Sans surprise, ce changement d'environnement se reflète aussi sur les jugements quant à la compétitivité de la place économique suisse. Sur les 80 entreprises sondées dans l'ensemble des secteurs d'activité, près des deux tiers (64%) estiment que la situation en la matière s'est détériorée par rapport à 2014.

Si la grande majorité des firmes doit faire front à la vigueur du franc, 16% d'entre elles y voient un danger quant à leur existence. Il n'en reste pas moins que les entreprises continuent dans l'ensemble de miser sur l'innovation et la croissance, sans privilégier uniquement les réductions de coûts.

Craintes pour les accords bilatéraux

Parmi les sociétés jugeant l'environnement actuel négatif, 40% renoncent pour l'heure à mettre en oeuvre des mesures de restructuration ou à en planifier, selon KPMG. Selon les secteurs d'activité, les sociétés industrielles ainsi que celles actives dans le commerce de détail et les biens de consommation sont les plus pessimistes, 71% des premières et 76% des secondes jugeant l'évolution négative.
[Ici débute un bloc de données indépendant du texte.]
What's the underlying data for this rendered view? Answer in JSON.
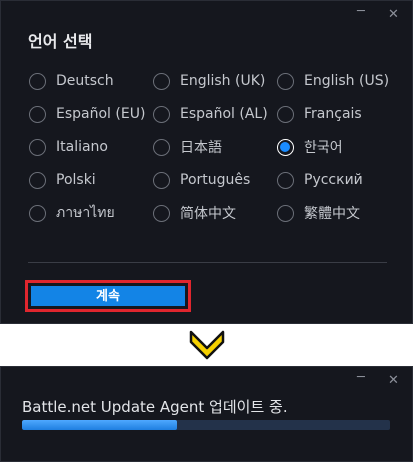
{
  "language_dialog": {
    "title": "언어 선택",
    "minimize_glyph": "─",
    "close_glyph": "✕",
    "languages": [
      {
        "label": "Deutsch",
        "selected": false
      },
      {
        "label": "English (UK)",
        "selected": false
      },
      {
        "label": "English (US)",
        "selected": false
      },
      {
        "label": "Español (EU)",
        "selected": false
      },
      {
        "label": "Español (AL)",
        "selected": false
      },
      {
        "label": "Français",
        "selected": false
      },
      {
        "label": "Italiano",
        "selected": false
      },
      {
        "label": "日本語",
        "selected": false
      },
      {
        "label": "한국어",
        "selected": true
      },
      {
        "label": "Polski",
        "selected": false
      },
      {
        "label": "Português",
        "selected": false
      },
      {
        "label": "Русский",
        "selected": false
      },
      {
        "label": "ภาษาไทย",
        "selected": false
      },
      {
        "label": "简体中文",
        "selected": false
      },
      {
        "label": "繁體中文",
        "selected": false
      }
    ],
    "continue_label": "계속"
  },
  "update_window": {
    "minimize_glyph": "─",
    "close_glyph": "✕",
    "status_text": "Battle.net Update Agent 업데이트 중.",
    "progress": 0.42
  },
  "colors": {
    "window_bg": "#15171e",
    "accent": "#1384e6",
    "highlight": "#e0262e",
    "arrow": "#f5d000"
  }
}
Sur le plan politique, une éventuelle résiliation des accords bilatéraux entre la Suisse et l'Union européenne (UE) suscite de grandes incertitudes, près de trois entreprises sur quatre évoquant à ce titre un risque négatif, selon KPMG. Certaines y voient même une menace existentielle.

Selon deux études indépendantes réalisées sur mandat du Secrétariat d'Etat à l'économie (Seco) et dont le Conseil fédéral a pris connaissance vendredi, les conséquences d'un abandon du paquet des bilatérales I aurait des conséquences énormes sur l'économie suisse. Il entraînerait d'ici 2035 des pertes cumulés représentant un recul du produit intérieur brut (PIB) de 460 à 630 milliards de francs, soit environ un "revenu annuel" actuel de la Suisse.

En moyenne, le PIB annuel serait inférieur de 32 milliards de francs. Un chiffre qui correspond grosso modo à la performance économique d'un canton de taille moyenne comme Saint-Gall ou à celle du secteur suisse du bâtiment.

Offre de travail réduite

Il faudrait en outre escompter d'autres effets négatifs du fait que la place économique perdrait de son attrait et de l'incertitude entourant les relations de la Suisse avec son principal partenaire commercial, soulignent les deux études. Par exemple, contingenter l'immigration entraînerait une réduction de l'offre de travail et pousserait les coûts du recrutement à la hausse.